Comparing observed and simulated water storage during drainage to select hydraulic parameters for volcanic soils

Abstract

In soil-water modelling, hydraulic parameters must be chosen carefully to simulate water fluxes accurately. This study aimed to parameterise the Soil Water Infiiltration and Movement (SWIM) model for sandy volcanic soils that are irrigated with wastewater from Rotorua, New Zealand. Three plots 1·5 by 1·5 m were dyked, flooded until soils approached saturation, and then covered to prevent evaporation. Water-content measurements were taken to 1 m depth during 20 days of drainage. For each profile, this drainage process was simulated using 9 combinations of hydraulic conductivity [K(θ)] and soil water desorption θ(ψ) parameters. The θ(ψ) parameters were fitted with different ranges of desorption data, using Campbell’s approach. K(θ) parameters were obtained from flow measurements using soil cores or disc permeameters, through use of Campbell’s method, and by applying a unit-gradient analysis to the drainage data.
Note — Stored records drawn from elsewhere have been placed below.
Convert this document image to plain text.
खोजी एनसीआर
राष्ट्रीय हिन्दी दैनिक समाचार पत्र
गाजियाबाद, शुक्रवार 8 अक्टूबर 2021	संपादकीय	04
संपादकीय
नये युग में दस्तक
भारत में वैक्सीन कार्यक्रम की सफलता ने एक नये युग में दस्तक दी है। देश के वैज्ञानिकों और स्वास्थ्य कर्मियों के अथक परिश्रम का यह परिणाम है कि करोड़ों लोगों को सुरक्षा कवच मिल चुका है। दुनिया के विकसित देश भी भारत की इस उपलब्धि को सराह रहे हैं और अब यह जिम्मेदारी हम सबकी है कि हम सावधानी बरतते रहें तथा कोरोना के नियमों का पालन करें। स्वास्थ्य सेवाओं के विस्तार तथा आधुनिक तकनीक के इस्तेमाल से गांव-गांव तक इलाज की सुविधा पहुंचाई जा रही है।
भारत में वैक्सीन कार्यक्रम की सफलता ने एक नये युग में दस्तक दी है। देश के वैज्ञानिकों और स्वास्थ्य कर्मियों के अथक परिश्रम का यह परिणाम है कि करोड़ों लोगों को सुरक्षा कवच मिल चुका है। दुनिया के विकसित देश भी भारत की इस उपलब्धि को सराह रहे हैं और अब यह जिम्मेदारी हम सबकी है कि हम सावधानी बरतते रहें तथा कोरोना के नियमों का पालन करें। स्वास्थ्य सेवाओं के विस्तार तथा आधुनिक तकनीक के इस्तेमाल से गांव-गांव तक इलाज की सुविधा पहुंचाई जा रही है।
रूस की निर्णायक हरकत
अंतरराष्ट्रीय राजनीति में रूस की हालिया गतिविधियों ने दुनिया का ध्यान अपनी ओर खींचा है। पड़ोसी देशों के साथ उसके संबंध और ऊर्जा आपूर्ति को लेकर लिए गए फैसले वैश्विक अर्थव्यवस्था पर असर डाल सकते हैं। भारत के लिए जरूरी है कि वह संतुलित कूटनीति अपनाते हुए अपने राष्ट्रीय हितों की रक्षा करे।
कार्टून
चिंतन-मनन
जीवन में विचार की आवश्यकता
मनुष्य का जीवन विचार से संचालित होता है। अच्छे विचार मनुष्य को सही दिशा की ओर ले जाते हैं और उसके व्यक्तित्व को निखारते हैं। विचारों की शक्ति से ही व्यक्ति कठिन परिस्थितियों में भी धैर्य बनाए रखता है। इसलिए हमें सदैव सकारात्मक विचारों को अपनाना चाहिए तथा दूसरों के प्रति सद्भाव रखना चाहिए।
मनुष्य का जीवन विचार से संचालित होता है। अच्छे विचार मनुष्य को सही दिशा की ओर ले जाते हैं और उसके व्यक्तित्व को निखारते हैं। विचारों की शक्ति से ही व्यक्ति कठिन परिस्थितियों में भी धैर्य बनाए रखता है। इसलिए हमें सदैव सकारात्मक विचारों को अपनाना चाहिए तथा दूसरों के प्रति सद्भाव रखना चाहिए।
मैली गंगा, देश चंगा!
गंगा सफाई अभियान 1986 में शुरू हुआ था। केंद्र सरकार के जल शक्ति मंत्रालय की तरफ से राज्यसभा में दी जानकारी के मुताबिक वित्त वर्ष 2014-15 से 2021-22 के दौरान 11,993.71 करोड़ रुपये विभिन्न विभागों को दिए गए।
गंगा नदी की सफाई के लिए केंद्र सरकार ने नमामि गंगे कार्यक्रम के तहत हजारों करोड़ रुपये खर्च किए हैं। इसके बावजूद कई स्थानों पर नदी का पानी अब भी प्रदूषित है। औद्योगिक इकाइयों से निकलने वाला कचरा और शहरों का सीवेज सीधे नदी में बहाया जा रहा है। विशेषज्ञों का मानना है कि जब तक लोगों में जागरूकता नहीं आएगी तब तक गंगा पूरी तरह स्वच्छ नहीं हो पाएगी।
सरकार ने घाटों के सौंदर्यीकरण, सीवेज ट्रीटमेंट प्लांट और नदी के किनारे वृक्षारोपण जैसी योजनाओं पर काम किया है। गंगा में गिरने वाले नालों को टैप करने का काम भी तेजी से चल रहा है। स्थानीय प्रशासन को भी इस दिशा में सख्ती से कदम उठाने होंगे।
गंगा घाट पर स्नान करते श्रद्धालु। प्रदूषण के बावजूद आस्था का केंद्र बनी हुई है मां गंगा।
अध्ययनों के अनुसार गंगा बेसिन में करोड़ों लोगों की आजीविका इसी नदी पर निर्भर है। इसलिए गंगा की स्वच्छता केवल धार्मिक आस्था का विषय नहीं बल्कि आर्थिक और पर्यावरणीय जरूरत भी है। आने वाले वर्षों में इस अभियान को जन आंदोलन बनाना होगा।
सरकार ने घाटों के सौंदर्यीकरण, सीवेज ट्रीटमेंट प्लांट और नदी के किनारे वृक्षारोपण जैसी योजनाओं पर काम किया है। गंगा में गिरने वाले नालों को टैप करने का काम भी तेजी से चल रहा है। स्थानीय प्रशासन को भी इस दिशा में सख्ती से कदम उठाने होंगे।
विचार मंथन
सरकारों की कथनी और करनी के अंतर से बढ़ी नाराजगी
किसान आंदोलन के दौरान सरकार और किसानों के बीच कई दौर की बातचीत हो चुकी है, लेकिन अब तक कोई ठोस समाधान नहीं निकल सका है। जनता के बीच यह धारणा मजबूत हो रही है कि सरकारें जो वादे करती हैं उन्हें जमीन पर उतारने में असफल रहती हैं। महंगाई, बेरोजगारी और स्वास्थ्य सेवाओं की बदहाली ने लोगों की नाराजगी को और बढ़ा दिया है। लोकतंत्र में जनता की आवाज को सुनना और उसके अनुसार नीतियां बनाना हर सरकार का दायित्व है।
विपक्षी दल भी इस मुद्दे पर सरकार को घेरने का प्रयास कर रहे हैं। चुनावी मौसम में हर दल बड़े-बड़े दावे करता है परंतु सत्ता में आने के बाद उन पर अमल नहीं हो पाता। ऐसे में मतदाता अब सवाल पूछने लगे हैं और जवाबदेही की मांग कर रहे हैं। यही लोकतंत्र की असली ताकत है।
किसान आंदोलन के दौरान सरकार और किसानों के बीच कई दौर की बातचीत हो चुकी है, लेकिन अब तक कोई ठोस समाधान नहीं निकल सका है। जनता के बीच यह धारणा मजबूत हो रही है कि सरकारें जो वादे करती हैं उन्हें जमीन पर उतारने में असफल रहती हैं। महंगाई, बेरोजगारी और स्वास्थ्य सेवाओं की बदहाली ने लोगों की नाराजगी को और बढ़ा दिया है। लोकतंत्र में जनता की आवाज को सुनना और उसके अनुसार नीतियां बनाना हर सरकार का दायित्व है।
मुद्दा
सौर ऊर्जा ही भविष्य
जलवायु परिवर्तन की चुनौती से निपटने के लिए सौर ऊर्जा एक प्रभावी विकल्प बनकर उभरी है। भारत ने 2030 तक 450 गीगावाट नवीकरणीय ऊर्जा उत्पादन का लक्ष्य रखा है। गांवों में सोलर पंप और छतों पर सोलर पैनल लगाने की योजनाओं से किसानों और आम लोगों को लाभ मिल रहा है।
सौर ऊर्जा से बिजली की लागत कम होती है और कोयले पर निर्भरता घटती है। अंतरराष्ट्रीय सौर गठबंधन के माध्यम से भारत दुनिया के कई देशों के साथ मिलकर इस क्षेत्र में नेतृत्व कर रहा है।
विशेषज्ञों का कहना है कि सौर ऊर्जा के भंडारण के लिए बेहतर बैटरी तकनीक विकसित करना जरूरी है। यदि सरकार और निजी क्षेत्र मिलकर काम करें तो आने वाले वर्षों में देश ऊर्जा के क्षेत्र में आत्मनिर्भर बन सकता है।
Model output was compared with measured water contents graphically and statistically. Several combinations of parameters provided good agreement between simulated and observed data, but no single combination gave the best prediction for all 3 profiles. Campbell’s approach to determine the slope of K(θ) function provided excellent agreement for 2 of the profiles. In the third profile, a nearly steady water content during drainage at 1 m depth was closely simulated using parameters from the unit gradient approach. Total measured drainage ranged between 8·6 and 15·9 cm amongst the 3 profiles. Results provide 3 parameterised profiles for modelling water movement in these soils, which receive >4000 mm of rainfall and irrigation annually.